November 5, 2018 / 2:51 AM / a year ago

Nikkei falls as hopes of U.S.-Sino trade resolution fade; Fast Retailing tumbles

* Fast Retailing takes more than 100 points off from Nikkei

* Subaru tumbles after report it may cut earnings forecast

* Analysts cautious before U.S. midterm elections Tues

By Ayai Tomisawa

TOKYO, Nov 5 (Reuters) - Japan’s Nikkei fell on Monday morning as budding hopes of a resolution to the U.S.-China trade war faded, while shares of index-heavy Fast Retailing tumbled after dismal monthly sales data.

The Nikkei share average dropped 1.4 percent to 21,934.41 in midmorning trade, pulling back from a two-week high on Friday when investors cheered signs that Beijing and Washington were seeking to resolve their trade row.

Those hopes were dashed after White House economic adviser Larry Kudlow, speaking on CNBC, contradicted a report earlier in the day that had suggested the White House was taking steps to work out a deal.

Analysts said that weakness in Chinese shares is also dimming the mood, while investors were generally cautious ahead of U.S. congressional midterm elections on Tuesday.

“Depending on the result of the midterm elections, the market can be volatile so investors are not taking large positions,” said Hiroyuki Fukunaga, chief executive of Investrust.

Opinion polls show strong chances that Democrats may win control of the House of Representatives in the elections after two years of wielding no practical political power in Washington, with President Donald Trump’s Republican Party likely to keep the Senate.

Fast Retailing tumbled 5 percent and sliced more than 104 points off the Nikkei benchmark index, after the operator of Uniqlo clothing said its October domestic same-store sales dropped 10 percent on the year hit by weak winter clothes sales on unseasonably warm weather.

Hitachi Chemical Co dived 8.1 percent after the company on Friday said it found improper tests were conducted on nearly 30 more products, accounting for about a tenth of revenues.

Subaru Corp fell 5 percent after the Nikkei business daily reported that the automaker may cut its full-year forecast when it releases its first-half earnings on Monday.
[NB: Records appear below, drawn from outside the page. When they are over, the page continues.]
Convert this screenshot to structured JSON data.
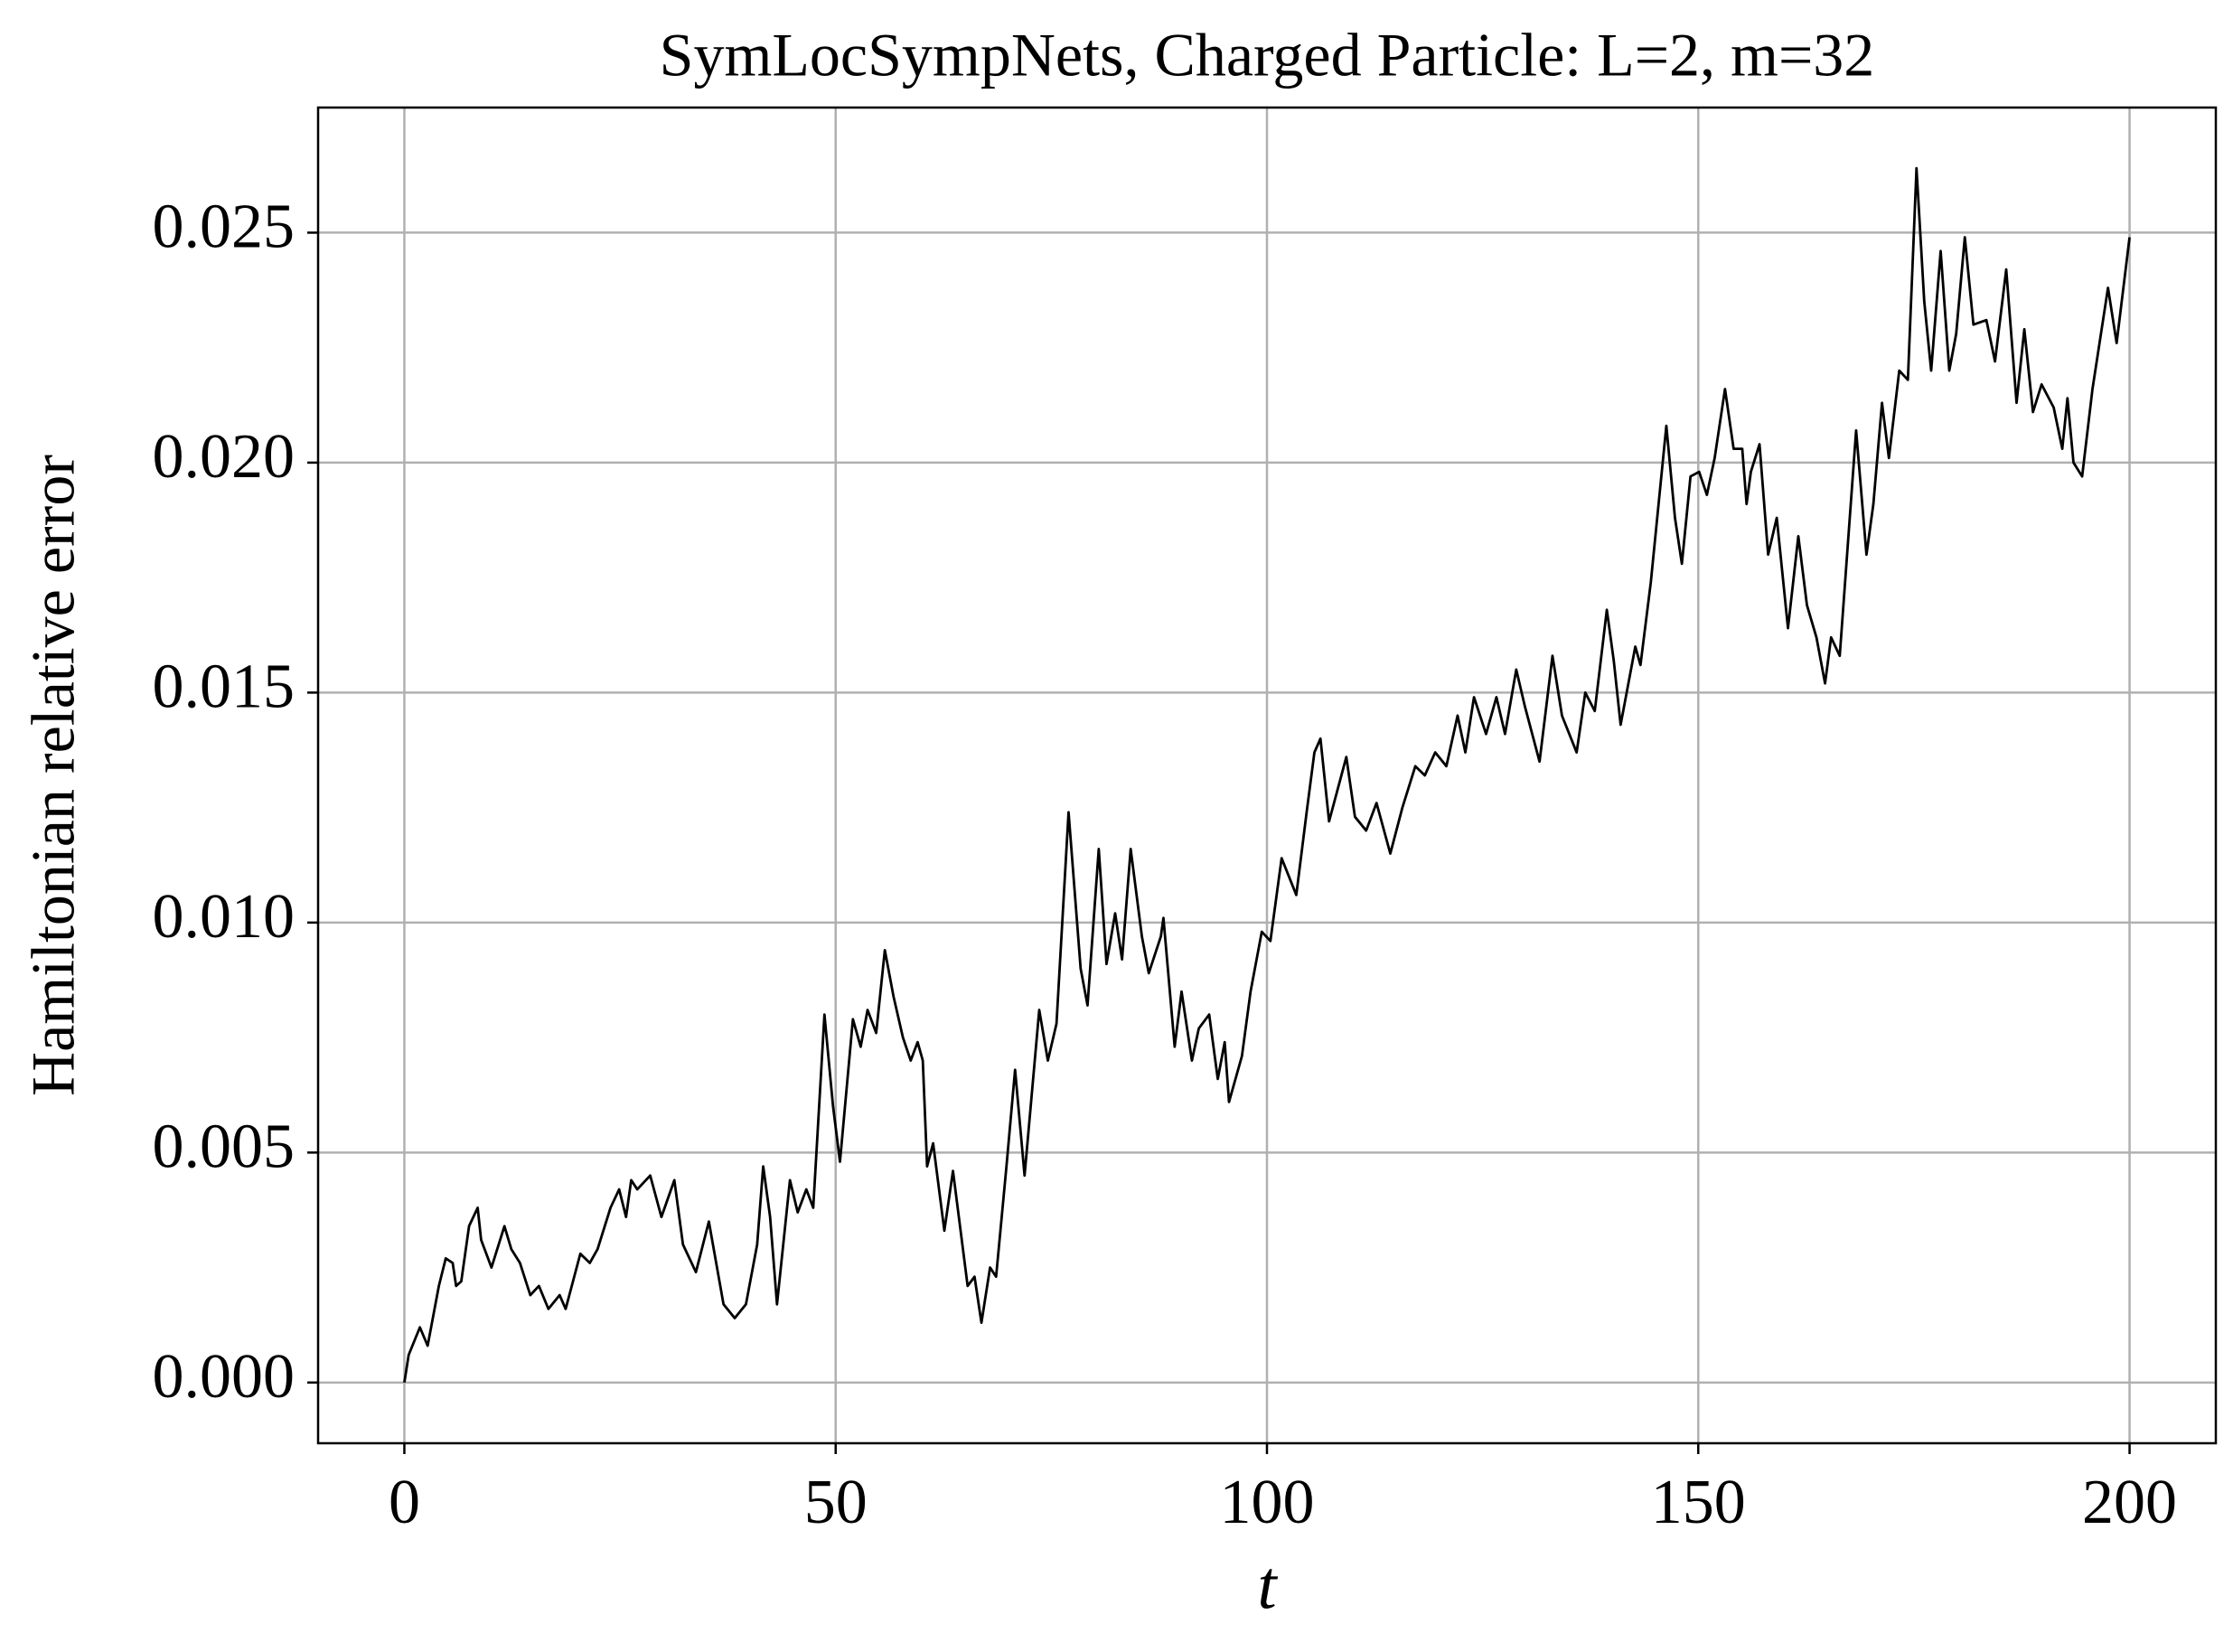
{
  "chart_data": {
    "type": "line",
    "title": "SymLocSympNets, Charged Particle: L=2, m=32",
    "x_label": "t",
    "y_label": "Hamiltonian relative error",
    "xlim": [
      -10,
      210
    ],
    "ylim": [
      -0.00132,
      0.02772
    ],
    "xticks": [
      0,
      50,
      100,
      150,
      200
    ],
    "yticks": [
      {
        "value": 0,
        "label": "0.000"
      },
      0.005,
      {
        "value": 0.01,
        "label": "0.010"
      },
      0.015,
      {
        "value": 0.02,
        "label": "0.020"
      },
      0.025
    ],
    "grid": true,
    "series": [
      {
        "color": "#000000",
        "x": [
          0,
          0.5,
          1.8,
          2.7,
          4,
          4.8,
          5.6,
          6,
          6.6,
          7.5,
          8.5,
          8.9,
          10.1,
          11.6,
          12.4,
          13.4,
          14.6,
          15.6,
          16.7,
          18,
          18.7,
          20.4,
          21.5,
          22.4,
          23.9,
          24.9,
          25.7,
          26.3,
          27,
          28.5,
          29.8,
          31.3,
          32.3,
          33.8,
          35.3,
          37,
          38.3,
          39.6,
          40.9,
          41.6,
          42.4,
          43.2,
          44.7,
          45.6,
          46.6,
          47.4,
          48.7,
          49.7,
          50.5,
          52,
          52.9,
          53.7,
          54.7,
          55.7,
          56.7,
          57.8,
          58.7,
          59.5,
          60.1,
          60.6,
          61.3,
          62.6,
          63.6,
          65.3,
          66.1,
          66.9,
          67.9,
          68.6,
          69.8,
          70.8,
          71.9,
          73.6,
          74.6,
          75.6,
          77,
          78.4,
          79.2,
          80.5,
          81.4,
          82.4,
          83.2,
          84.2,
          85.5,
          86.3,
          87.7,
          88,
          89.3,
          90.1,
          91.3,
          92.1,
          93.3,
          94.3,
          95.1,
          95.6,
          97.1,
          98.1,
          99.4,
          100.4,
          101.7,
          103.4,
          104.6,
          105.5,
          106.2,
          107.2,
          109.2,
          110.2,
          111.5,
          112.7,
          114.3,
          115.7,
          117.2,
          118.3,
          119.5,
          120.8,
          122.1,
          123,
          124,
          125.4,
          126.6,
          127.6,
          128.9,
          129.9,
          131.6,
          133.1,
          134.2,
          135.9,
          136.9,
          138,
          139.4,
          140.2,
          141,
          142.7,
          143.3,
          144.5,
          146.3,
          147.3,
          148.1,
          149.1,
          150.1,
          151,
          151.9,
          153.1,
          154.1,
          155.1,
          155.6,
          156.1,
          157.1,
          158.1,
          159.1,
          160.4,
          161.6,
          162.6,
          163.7,
          164.7,
          165.4,
          166.4,
          168.3,
          169.5,
          170.3,
          171.3,
          172.1,
          173.3,
          174.3,
          175.3,
          176.2,
          177,
          178.1,
          179.1,
          179.9,
          180.9,
          181.9,
          183.4,
          184.4,
          185.7,
          186.9,
          187.8,
          188.8,
          189.8,
          191.2,
          192.2,
          192.8,
          193.5,
          194.5,
          195.7,
          197.5,
          198.5,
          200
        ],
        "values": [
          0,
          0.0006,
          0.0012,
          0.0008,
          0.0021,
          0.0027,
          0.0026,
          0.0021,
          0.0022,
          0.0034,
          0.0038,
          0.0031,
          0.0025,
          0.0034,
          0.0029,
          0.0026,
          0.0019,
          0.0021,
          0.0016,
          0.0019,
          0.0016,
          0.0028,
          0.0026,
          0.0029,
          0.0038,
          0.0042,
          0.0036,
          0.0044,
          0.0042,
          0.0045,
          0.0036,
          0.0044,
          0.003,
          0.0024,
          0.0035,
          0.0017,
          0.0014,
          0.0017,
          0.003,
          0.0047,
          0.0036,
          0.0017,
          0.0044,
          0.0037,
          0.0042,
          0.0038,
          0.008,
          0.006,
          0.0048,
          0.0079,
          0.0073,
          0.0081,
          0.0076,
          0.0094,
          0.0084,
          0.0075,
          0.007,
          0.0074,
          0.007,
          0.0047,
          0.0052,
          0.0033,
          0.0046,
          0.0021,
          0.0023,
          0.0013,
          0.0025,
          0.0023,
          0.0047,
          0.0068,
          0.0045,
          0.0081,
          0.007,
          0.0078,
          0.0124,
          0.009,
          0.0082,
          0.0116,
          0.0091,
          0.0102,
          0.0092,
          0.0116,
          0.0097,
          0.0089,
          0.0097,
          0.0101,
          0.0073,
          0.0085,
          0.007,
          0.0077,
          0.008,
          0.0066,
          0.0074,
          0.0061,
          0.0071,
          0.0085,
          0.0098,
          0.0096,
          0.0114,
          0.0106,
          0.0124,
          0.0137,
          0.014,
          0.0122,
          0.0136,
          0.0123,
          0.012,
          0.0126,
          0.0115,
          0.0125,
          0.0134,
          0.0132,
          0.0137,
          0.0134,
          0.0145,
          0.0137,
          0.0149,
          0.0141,
          0.0149,
          0.0141,
          0.0155,
          0.0147,
          0.0135,
          0.0158,
          0.0145,
          0.0137,
          0.015,
          0.0146,
          0.0168,
          0.0157,
          0.0143,
          0.016,
          0.0156,
          0.0174,
          0.0208,
          0.0188,
          0.0178,
          0.0197,
          0.0198,
          0.0193,
          0.0201,
          0.0216,
          0.0203,
          0.0203,
          0.0191,
          0.0198,
          0.0204,
          0.018,
          0.0188,
          0.0164,
          0.0184,
          0.0169,
          0.0162,
          0.0152,
          0.0162,
          0.0158,
          0.0207,
          0.018,
          0.0191,
          0.0213,
          0.0201,
          0.022,
          0.0218,
          0.0264,
          0.0235,
          0.022,
          0.0246,
          0.022,
          0.0228,
          0.0249,
          0.023,
          0.0231,
          0.0222,
          0.0242,
          0.0213,
          0.0229,
          0.0211,
          0.0217,
          0.0212,
          0.0203,
          0.0214,
          0.02,
          0.0197,
          0.0216,
          0.0238,
          0.0226,
          0.0249
        ]
      }
    ]
  }
}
The company said it will delay the timing to announce its results to 0600 GMT from an initially planed 0400 GMT.

Other automakers were also in the red, with Toyota Motor Corp dropping 1.3 percent and Nissan Motor Co shedding 1.2 percent.

Electric components makers lost ground, with TDK Corp tumbling 3.9 percent and Murata Manufacturing sliding 2.0 percent.

Bucking the broader market, financial firms, which invest in high-yielding products, outperformed after U.S. yields rose on a healthy jobs report, pointing to further labor market tightening.

Dai-ichi Life Holdings rose 0.3 percent, T&D Holdings advanced 0.5 percent while Sumitomo Mitsui Financial Group was flat.